Plaga os w miejscowościach nadmorskich? PSP Sopot: „Jeśli zobaczymy gniazdo, nie należy się do niego zbliżać”

osa 1

Osy dokuczają turystom i mieszkańcom Sopotu. Nie jest to plaga, zapewniają strażacy oraz aptekarze, ale ostatnio ich zdaniem skarg jest więcej. Na owady narzekają także hotelarze i sprzedawcy. Problem pojawił się wcześniej w innych nadmorskich miejscowościach.

Owady wchodzą do butelek czy siadają na widelcach w barach. Zdarzają się ukąszenia, a ofiarami są także dzieci. O problemach z żądlącymi owadami sygnalizują media z całego kraju. Problemy są i w Krakowie, i w Toruniu.

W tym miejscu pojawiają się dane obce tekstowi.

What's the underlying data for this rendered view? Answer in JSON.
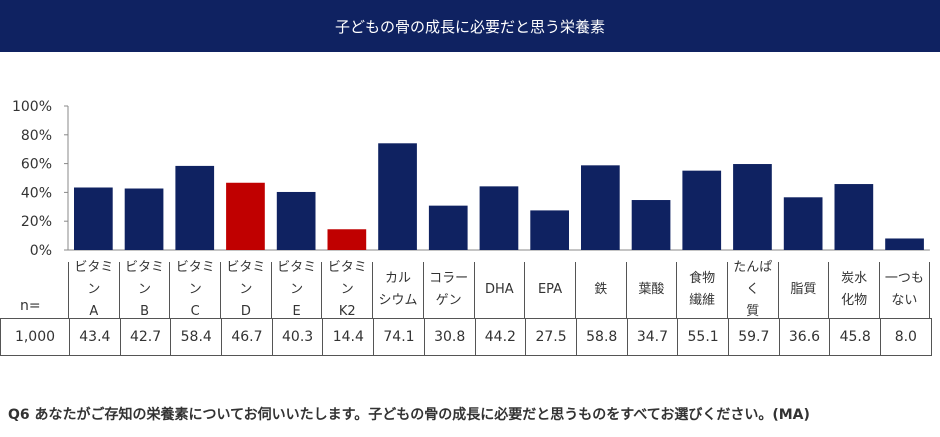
{
  "title": "子どもの骨の成長に必要だと思う栄養素",
  "question": "Q6  あなたがご存知の栄養素についてお伺いいたします。子どもの骨の成長に必要だと思うものをすべてお選びください。(MA)",
  "n_label": "n=",
  "n_value": "1,000",
  "colors": {
    "default": "#0f2261",
    "highlight": "#c00000",
    "header": "#0f2261"
  },
  "chart_data": {
    "type": "bar",
    "categories": [
      "ビタミン\nA",
      "ビタミン\nB",
      "ビタミン\nC",
      "ビタミン\nD",
      "ビタミン\nE",
      "ビタミン\nK2",
      "カル\nシウム",
      "コラー\nゲン",
      "DHA",
      "EPA",
      "鉄",
      "葉酸",
      "食物\n繊維",
      "たんぱく\n質",
      "脂質",
      "炭水\n化物",
      "一つも\nない"
    ],
    "values": [
      43.4,
      42.7,
      58.4,
      46.7,
      40.3,
      14.4,
      74.1,
      30.8,
      44.2,
      27.5,
      58.8,
      34.7,
      55.1,
      59.7,
      36.6,
      45.8,
      8.0
    ],
    "value_labels": [
      "43.4",
      "42.7",
      "58.4",
      "46.7",
      "40.3",
      "14.4",
      "74.1",
      "30.8",
      "44.2",
      "27.5",
      "58.8",
      "34.7",
      "55.1",
      "59.7",
      "36.6",
      "45.8",
      "8.0"
    ],
    "highlighted": [
      "ビタミン\nD",
      "ビタミン\nK2"
    ],
    "ylim": [
      0,
      100
    ],
    "yticks": [
      "0%",
      "20%",
      "40%",
      "60%",
      "80%",
      "100%"
    ],
    "grid": false,
    "legend": "none"
  }
}
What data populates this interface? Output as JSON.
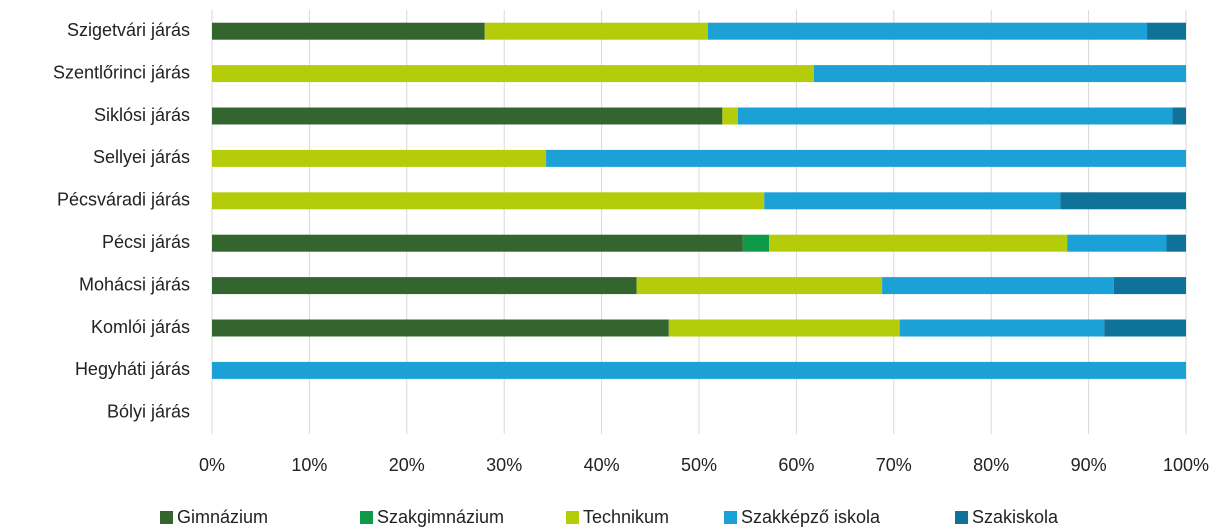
{
  "chart_data": {
    "type": "stacked_barh",
    "categories": [
      "Szigetvári járás",
      "Szentlőrinci járás",
      "Siklósi járás",
      "Sellyei járás",
      "Pécsváradi járás",
      "Pécsi járás",
      "Mohácsi járás",
      "Komlói járás",
      "Hegyháti járás",
      "Bólyi járás"
    ],
    "series": [
      {
        "name": "Gimnázium",
        "color": "#34652f",
        "values": [
          28.0,
          0,
          52.4,
          0,
          0,
          54.5,
          43.6,
          46.9,
          0,
          0
        ]
      },
      {
        "name": "Szakgimnázium",
        "color": "#0e9a48",
        "values": [
          0,
          0,
          0,
          0,
          0,
          2.7,
          0,
          0,
          0,
          0
        ]
      },
      {
        "name": "Technikum",
        "color": "#b5cc0a",
        "values": [
          22.9,
          61.8,
          1.6,
          34.3,
          56.7,
          30.6,
          25.2,
          23.7,
          0,
          0
        ]
      },
      {
        "name": "Szakképző iskola",
        "color": "#1ba1d6",
        "values": [
          45.1,
          38.2,
          44.6,
          65.7,
          30.4,
          10.2,
          23.8,
          21.0,
          100,
          0
        ]
      },
      {
        "name": "Szakiskola",
        "color": "#0f7399",
        "values": [
          4.0,
          0,
          1.4,
          0,
          12.9,
          2.0,
          7.4,
          8.4,
          0,
          0
        ]
      }
    ],
    "xlim": [
      0,
      100
    ],
    "xticks": [
      {
        "value": 0,
        "label": "0%"
      },
      {
        "value": 10,
        "label": "10%"
      },
      {
        "value": 20,
        "label": "20%"
      },
      {
        "value": 30,
        "label": "30%"
      },
      {
        "value": 40,
        "label": "40%"
      },
      {
        "value": 50,
        "label": "50%"
      },
      {
        "value": 60,
        "label": "60%"
      },
      {
        "value": 70,
        "label": "70%"
      },
      {
        "value": 80,
        "label": "80%"
      },
      {
        "value": 90,
        "label": "90%"
      },
      {
        "value": 100,
        "label": "100%"
      }
    ],
    "grid": true,
    "legend": "bottom"
  }
}
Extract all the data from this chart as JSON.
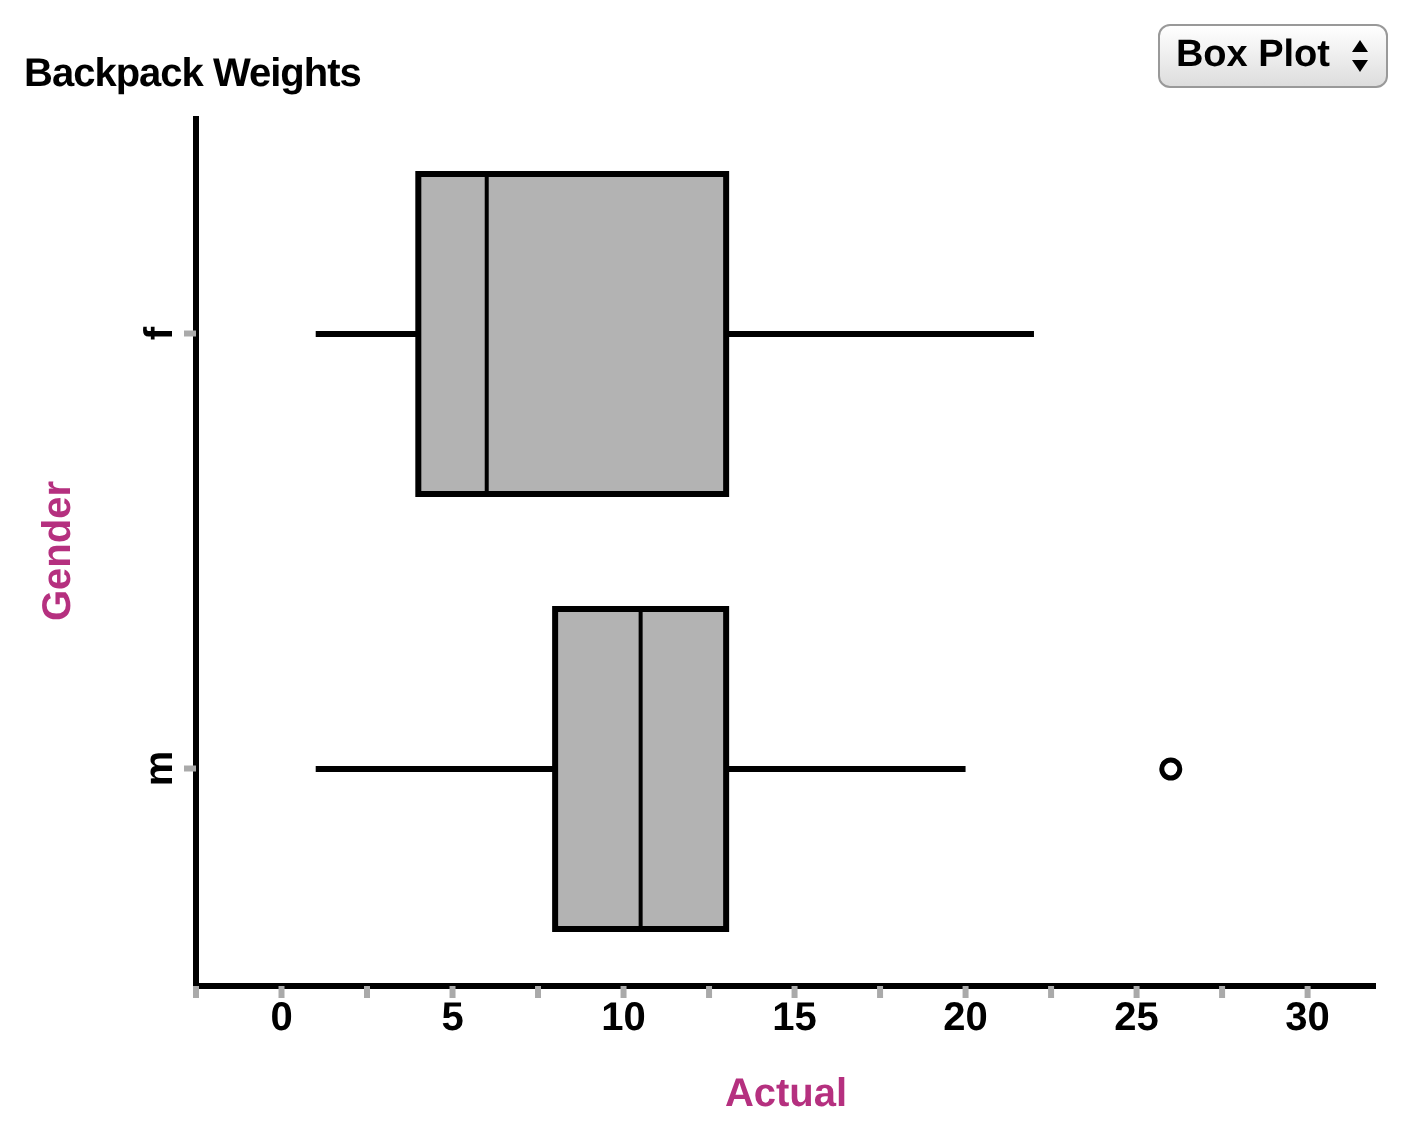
{
  "chart_data": {
    "type": "box",
    "title": "Backpack Weights",
    "xlabel": "Actual",
    "ylabel": "Gender",
    "orientation": "horizontal",
    "categories": [
      "f",
      "m"
    ],
    "boxes": [
      {
        "low": 1,
        "q1": 4,
        "median": 6,
        "q3": 13,
        "high": 22
      },
      {
        "low": 1,
        "q1": 8,
        "median": 10.5,
        "q3": 13,
        "high": 20,
        "outliers": [
          26
        ]
      }
    ],
    "color": "#b3b3b3",
    "xlim": [
      -2.5,
      32
    ],
    "xticks": [
      {
        "value": -2.5,
        "label": null
      },
      0,
      {
        "value": 2.5,
        "label": null
      },
      5,
      {
        "value": 7.5,
        "label": null
      },
      10,
      {
        "value": 12.5,
        "label": null
      },
      15,
      {
        "value": 17.5,
        "label": null
      },
      20,
      {
        "value": 22.5,
        "label": null
      },
      25,
      {
        "value": 27.5,
        "label": null
      },
      30
    ],
    "grid": false,
    "annotations": [
      "Box Plot"
    ]
  }
}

MEDIA: „PLAGA OS NAD MORZEM”

O „pladze” os w nadmorskich kurortach mówiły m.in. Radio Koszalin i Radio Szczecin. To pierwsze przytaczało oświadczenie Burmistrza Dziwnowa Grzegorza Jóźwiaka, który powiedział, że gmina nie będzie prowadzić akcji zabijania os (mimo że są zdaniem turystów agresywne – przyp. red.) np. opryskami, ponieważ preparat zabiłby także pszczoły.

Z kolei Szczeciński Zakład Dezynfekcji, Dezynsekcji i Deratyzacji potwierdza lokalnej rozgłośni, że „plaga os jest też w Szczecinie, ale do ich tępienia nie można używać np. oddymiania, jak w przypadku komarów, ponieważ preparat zabija także pszczoły”. Zatem gminy niewiele mogą zrobić.

JAK JEST W SOPOCIE?

Od kilku dni mieszkańcy informują o zwiększonej aktywności os. Te mają pojawiać się w mieszkaniach, lokalach gastronomicznych, przy stoiskach z żywnością. Straż pożarna potwierdza, że wezwań jest więcej, a podobna aktywność owadów jest obserwowana w latach, gdy pojawiają się upały.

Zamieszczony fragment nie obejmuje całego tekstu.